The clash between a teenage daughter and her frustrated mother starts when Joy finally reads her mother’s best-selling book — definitely not G-rated — that was published the same year Joy was born. Meanwhile, Joy’s bat mitzvah is around the corner. Daughter wants something fun and creative; mom wants something that’s rooted in meaningful Jewish traditions.

“As a writer, I always want to catch my characters

in moments of change or rupture — big events in which choices must be made and obstacles must be surmounted,” Weiner said. “The moment of a bat mitzvah felt very natural.

“I’m fascinated by the culture of it,” she added. “My daughters are not bat mitzvah-age yet, but it’s interesting to think about, ‘How am I going to handle it? What will I want?’”

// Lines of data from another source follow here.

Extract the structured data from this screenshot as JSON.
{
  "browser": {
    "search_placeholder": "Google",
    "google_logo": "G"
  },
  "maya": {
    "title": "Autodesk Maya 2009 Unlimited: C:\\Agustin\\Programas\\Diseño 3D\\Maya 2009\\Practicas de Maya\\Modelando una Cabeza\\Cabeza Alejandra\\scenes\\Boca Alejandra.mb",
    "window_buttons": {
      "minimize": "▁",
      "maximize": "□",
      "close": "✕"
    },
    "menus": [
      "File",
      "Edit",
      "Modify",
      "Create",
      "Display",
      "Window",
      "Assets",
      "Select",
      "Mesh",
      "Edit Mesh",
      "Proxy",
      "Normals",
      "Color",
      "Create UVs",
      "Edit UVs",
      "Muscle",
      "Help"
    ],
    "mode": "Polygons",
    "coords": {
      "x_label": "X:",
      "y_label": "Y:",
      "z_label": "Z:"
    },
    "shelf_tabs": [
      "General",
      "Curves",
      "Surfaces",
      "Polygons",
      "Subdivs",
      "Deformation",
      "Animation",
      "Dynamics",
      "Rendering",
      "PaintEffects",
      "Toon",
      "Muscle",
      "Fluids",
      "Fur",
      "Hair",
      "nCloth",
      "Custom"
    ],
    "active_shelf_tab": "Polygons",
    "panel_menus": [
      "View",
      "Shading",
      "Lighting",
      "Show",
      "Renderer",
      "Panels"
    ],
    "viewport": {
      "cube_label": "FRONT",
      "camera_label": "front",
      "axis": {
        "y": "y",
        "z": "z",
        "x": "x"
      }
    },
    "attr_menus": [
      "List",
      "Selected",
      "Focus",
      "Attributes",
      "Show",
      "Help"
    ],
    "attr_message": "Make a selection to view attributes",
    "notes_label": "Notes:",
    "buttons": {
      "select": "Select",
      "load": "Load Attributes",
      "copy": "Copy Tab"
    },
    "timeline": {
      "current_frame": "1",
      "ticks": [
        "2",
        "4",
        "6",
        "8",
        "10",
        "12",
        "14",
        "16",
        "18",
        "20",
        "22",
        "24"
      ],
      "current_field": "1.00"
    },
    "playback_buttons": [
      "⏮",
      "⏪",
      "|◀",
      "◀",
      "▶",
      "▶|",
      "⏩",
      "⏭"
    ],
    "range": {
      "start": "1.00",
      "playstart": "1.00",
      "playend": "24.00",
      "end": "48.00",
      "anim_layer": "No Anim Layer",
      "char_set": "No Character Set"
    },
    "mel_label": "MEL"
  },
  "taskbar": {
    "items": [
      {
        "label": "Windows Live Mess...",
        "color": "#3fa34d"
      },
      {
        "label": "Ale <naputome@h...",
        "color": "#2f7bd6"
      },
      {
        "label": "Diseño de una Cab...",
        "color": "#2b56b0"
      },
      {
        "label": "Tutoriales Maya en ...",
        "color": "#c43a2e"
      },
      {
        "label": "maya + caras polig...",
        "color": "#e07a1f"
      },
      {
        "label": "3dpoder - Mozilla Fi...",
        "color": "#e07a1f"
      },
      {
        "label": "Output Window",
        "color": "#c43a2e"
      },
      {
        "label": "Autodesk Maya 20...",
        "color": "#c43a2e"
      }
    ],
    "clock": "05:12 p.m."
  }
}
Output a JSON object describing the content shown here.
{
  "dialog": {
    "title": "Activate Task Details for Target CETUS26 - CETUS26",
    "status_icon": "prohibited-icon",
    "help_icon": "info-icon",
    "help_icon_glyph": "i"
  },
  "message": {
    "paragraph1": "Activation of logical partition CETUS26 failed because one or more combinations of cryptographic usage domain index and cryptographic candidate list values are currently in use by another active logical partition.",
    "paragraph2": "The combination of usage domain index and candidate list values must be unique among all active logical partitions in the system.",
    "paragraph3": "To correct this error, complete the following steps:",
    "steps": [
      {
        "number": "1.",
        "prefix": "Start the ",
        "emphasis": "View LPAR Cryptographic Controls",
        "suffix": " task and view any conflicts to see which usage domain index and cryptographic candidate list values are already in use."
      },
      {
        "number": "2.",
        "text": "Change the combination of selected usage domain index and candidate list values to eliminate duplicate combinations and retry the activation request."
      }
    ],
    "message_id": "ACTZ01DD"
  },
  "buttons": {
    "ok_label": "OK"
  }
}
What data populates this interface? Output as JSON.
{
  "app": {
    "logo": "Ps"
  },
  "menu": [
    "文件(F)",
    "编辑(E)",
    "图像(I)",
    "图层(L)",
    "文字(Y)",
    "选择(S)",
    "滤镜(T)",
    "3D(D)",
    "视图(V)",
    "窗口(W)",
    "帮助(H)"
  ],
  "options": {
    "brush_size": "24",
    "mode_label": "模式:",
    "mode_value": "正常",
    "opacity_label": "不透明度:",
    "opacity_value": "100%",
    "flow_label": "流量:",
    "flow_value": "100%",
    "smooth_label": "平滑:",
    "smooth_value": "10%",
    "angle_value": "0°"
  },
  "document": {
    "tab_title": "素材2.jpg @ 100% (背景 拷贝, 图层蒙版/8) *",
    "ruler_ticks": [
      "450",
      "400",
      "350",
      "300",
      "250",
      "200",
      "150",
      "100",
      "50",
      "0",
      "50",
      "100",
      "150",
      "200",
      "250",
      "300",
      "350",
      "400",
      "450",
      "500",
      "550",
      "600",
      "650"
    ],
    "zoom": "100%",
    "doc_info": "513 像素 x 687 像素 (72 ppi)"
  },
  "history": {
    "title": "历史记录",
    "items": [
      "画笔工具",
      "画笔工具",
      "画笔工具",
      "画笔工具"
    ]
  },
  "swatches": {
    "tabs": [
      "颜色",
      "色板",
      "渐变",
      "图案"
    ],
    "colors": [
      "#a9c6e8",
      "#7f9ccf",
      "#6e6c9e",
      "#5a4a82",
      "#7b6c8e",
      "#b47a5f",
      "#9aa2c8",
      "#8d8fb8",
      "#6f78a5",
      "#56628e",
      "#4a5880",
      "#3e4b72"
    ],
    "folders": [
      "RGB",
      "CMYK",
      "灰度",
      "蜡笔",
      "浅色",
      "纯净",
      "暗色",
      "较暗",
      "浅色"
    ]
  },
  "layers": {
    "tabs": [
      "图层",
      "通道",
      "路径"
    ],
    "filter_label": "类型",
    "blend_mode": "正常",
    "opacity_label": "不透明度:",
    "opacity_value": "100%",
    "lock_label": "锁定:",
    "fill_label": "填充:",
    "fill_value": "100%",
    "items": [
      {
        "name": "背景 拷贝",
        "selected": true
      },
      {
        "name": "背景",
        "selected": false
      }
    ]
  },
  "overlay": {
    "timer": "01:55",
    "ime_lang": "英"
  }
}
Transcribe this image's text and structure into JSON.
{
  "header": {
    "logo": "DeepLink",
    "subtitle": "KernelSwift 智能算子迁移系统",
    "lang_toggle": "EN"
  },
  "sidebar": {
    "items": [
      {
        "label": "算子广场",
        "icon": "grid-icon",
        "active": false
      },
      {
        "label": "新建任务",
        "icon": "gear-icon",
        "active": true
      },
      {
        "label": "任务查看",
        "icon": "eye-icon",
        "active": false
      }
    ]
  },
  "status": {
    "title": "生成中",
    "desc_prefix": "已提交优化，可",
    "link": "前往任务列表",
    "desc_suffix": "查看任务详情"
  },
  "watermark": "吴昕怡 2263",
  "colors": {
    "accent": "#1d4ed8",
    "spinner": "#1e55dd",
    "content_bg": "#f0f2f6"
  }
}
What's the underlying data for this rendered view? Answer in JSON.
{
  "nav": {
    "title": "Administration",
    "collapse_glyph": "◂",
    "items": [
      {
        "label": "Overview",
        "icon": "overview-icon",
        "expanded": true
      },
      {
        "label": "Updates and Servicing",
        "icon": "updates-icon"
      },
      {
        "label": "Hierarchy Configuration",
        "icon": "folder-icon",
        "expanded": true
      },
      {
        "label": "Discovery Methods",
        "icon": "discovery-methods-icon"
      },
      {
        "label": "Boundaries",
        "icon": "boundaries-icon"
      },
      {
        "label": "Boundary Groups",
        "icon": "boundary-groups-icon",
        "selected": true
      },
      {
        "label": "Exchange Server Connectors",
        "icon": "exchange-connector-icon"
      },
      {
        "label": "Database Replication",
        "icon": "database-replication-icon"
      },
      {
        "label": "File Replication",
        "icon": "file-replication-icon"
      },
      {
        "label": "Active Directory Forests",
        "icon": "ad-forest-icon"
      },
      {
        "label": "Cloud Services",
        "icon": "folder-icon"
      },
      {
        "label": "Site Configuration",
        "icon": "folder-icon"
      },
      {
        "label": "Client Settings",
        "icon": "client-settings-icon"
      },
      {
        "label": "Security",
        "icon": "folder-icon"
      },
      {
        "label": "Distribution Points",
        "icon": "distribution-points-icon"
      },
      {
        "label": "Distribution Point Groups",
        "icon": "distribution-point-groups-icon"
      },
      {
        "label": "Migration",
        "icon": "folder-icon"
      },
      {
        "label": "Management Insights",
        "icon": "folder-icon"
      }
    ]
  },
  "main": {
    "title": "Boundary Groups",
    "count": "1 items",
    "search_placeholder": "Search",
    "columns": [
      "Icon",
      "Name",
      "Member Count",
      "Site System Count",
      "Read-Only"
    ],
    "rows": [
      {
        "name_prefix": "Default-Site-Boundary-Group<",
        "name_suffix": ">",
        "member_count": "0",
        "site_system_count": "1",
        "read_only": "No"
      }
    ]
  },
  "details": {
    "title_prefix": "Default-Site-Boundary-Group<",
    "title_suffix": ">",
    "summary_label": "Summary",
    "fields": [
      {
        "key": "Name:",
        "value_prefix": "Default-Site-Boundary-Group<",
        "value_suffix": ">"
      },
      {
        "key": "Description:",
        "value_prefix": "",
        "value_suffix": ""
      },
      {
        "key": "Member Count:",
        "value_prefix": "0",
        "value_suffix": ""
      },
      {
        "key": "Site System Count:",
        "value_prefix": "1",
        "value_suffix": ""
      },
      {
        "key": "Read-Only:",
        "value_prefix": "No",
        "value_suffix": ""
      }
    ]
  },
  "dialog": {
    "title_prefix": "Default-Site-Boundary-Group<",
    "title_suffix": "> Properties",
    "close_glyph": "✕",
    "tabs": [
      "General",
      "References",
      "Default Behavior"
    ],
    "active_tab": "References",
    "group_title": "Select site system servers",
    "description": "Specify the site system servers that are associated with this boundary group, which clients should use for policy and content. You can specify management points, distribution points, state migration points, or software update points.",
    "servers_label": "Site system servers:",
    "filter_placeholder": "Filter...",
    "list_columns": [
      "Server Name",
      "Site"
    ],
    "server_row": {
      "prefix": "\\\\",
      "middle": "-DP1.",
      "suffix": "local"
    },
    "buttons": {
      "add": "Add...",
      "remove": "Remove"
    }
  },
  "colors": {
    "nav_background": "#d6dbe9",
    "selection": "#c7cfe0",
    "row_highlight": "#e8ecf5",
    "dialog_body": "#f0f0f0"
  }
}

Weiner, a former Philadelphia Inquirer journalist who also wrote “In Her Shoes,” approached the storytelling with her “old reporter instincts.” In other words, she put on her dancing shoes.

She attended half a dozen bar and bat mitzvahs in New York, New Jersey and Pennsylvania, from a small, intimate gathering to an Oscar-themed party with a fancy red carpet. When Weiner was 13, the most extravagant bar mitzvah she ever attended was one that had rented arcade games for the kids.

The mother-daughter relationship is just as central to the novel as is the tug-of-war between American pop culture and Jewish ritual.

Weiner said she plans to speak at Choices about her own family history, and her mother’s effect on her as a woman, mother and writer.

“All women can relate to that, whether they have been daughters or have daughters,” she said. “A mother has the most formative influence on a woman in terms of who she’ll become and how she’ll grow up to be in the world.”


Date, lineup for Choices

Choices 2008 is an annual event celebrating women’s leadership and community involvement. It is sponsored by the Women’s Philanthropy Division of the Jewish Community Federation of the Greater East Bay.

The reception followed by dinner begins 5:30 p.m. April 28 at the City Center Marriott, 1001 Broadway, Oakland. There is an $80 couvert and a suggested minimum gift of $365 ($180 for first-time attendees and women under 30) payable through Dec. 31.

Best-selling author Jennifer Weiner will deliver the keynote address; Alina Gerlovin Spaulding, a Soviet-born Jew who immigrated to the United States with the help of Jewish organizations, will also speak.